Ruth Pliego holds a PhD from the University of Seville and is member of a research group of the Department of Prehistory and Archaeology, collaborating in a teaching program for MA studies. Her main research focus is on Numismatics in their broadest sense, extending to the economic, cultural and political aspects. Concerning the Early Medieval Spanish coinage, she has published an extensive and comprehensive corpus, La moneda visigoda (2 vols., Seville, 2009) and a large number of articles. She is currently cooperating with research projects based at Seville, Málaga and Princeton University and has been a Visiting Fellow in the Classics Department of Princeton, granted by the Firestone Library for conducting a research on the Late Roman and Early Byzantine minimi of Antioch. For several years, Ruth also worked for the Andalusian Institute of Historical Heritage and is presently participating in the “Tomares Hoard Project”, a long term project of the Archaeological Museum of Seville.
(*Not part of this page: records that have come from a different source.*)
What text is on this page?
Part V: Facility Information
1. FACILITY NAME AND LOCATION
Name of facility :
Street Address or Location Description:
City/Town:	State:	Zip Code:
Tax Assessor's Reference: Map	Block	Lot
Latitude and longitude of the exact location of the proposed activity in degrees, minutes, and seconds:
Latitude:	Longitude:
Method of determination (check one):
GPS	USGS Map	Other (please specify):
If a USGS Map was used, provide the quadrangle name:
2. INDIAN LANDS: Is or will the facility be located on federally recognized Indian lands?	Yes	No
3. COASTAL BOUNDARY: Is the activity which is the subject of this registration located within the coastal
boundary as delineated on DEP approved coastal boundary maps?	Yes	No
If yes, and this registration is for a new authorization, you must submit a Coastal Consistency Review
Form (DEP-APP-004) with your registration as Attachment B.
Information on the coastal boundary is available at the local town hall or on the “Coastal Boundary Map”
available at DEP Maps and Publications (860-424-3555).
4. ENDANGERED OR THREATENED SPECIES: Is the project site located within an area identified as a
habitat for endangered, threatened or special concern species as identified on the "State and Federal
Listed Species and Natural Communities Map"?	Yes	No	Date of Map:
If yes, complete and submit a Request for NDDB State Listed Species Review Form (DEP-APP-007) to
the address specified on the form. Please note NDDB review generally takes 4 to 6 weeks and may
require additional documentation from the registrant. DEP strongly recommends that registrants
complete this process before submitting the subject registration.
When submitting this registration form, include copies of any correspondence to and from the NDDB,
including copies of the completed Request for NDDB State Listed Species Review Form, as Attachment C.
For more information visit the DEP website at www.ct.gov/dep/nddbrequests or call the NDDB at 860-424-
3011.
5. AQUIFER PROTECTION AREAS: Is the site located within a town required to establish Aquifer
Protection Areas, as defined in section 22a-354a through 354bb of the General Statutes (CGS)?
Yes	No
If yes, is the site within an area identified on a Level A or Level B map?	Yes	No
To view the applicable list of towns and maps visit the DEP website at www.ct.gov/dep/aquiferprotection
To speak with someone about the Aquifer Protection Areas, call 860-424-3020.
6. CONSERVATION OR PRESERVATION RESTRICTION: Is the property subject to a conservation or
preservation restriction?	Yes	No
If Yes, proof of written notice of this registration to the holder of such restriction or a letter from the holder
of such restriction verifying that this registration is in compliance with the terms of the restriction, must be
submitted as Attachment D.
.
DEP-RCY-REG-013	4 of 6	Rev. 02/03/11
Domestic monetary economy, in particular that of the Late Antiquity and the Early Medieval Period in the Mediterranean basin; the coins of the Migration period and the later Germanic kingdoms; the ancient coins found in the Iberian Peninsula in particular the Pre-Barcids Carthaginian Coinage; the digital humanities applied to the numismatics item; the management of the numismatic collection kept in Museums and other institutions.
'Pocket Money'. The Circulation of the Minimi in the Mediterranean Sea in the Early Middle Age
The Early Middle Age is one of the least known and most interesting historical periods, being crucial in the formation of Europe. In addition to the scarce and fragmentary literary resources, the period may be studied through the examination of an important form of primary evidence: the coins. Apart from the high-quality emissions in precious metals, the numismatic repertoire also includes small and humble pieces that are still important sources of information about the economy of the less wealthy sections of society. This is the case of the bronze emissions, the circulation of which throughout the Mediterranean indicates that they played an essential role in the economic life of the period.
Our project aims to analyse bronze coins struck in the Iberian Peninsula during the 6th-7th centuries AD, in order to determine their function, identify the social groups that used them and establish their range of circulation, as well as to establish their relationship with the nummi issued by other nations along the Mediterranean shores, essentially Vandals, Ostrogoths and Byzantines. On the other hand, we hope that the material will shed some light on the problematic issue of the opposition between urban and rural society.
The project will result in the publication of a monograph and an online catalogue, which will be, and is conceived as the first step in a more ambitious project which includes all the groups that formed the cultural mosaic of the so-called Migration Period.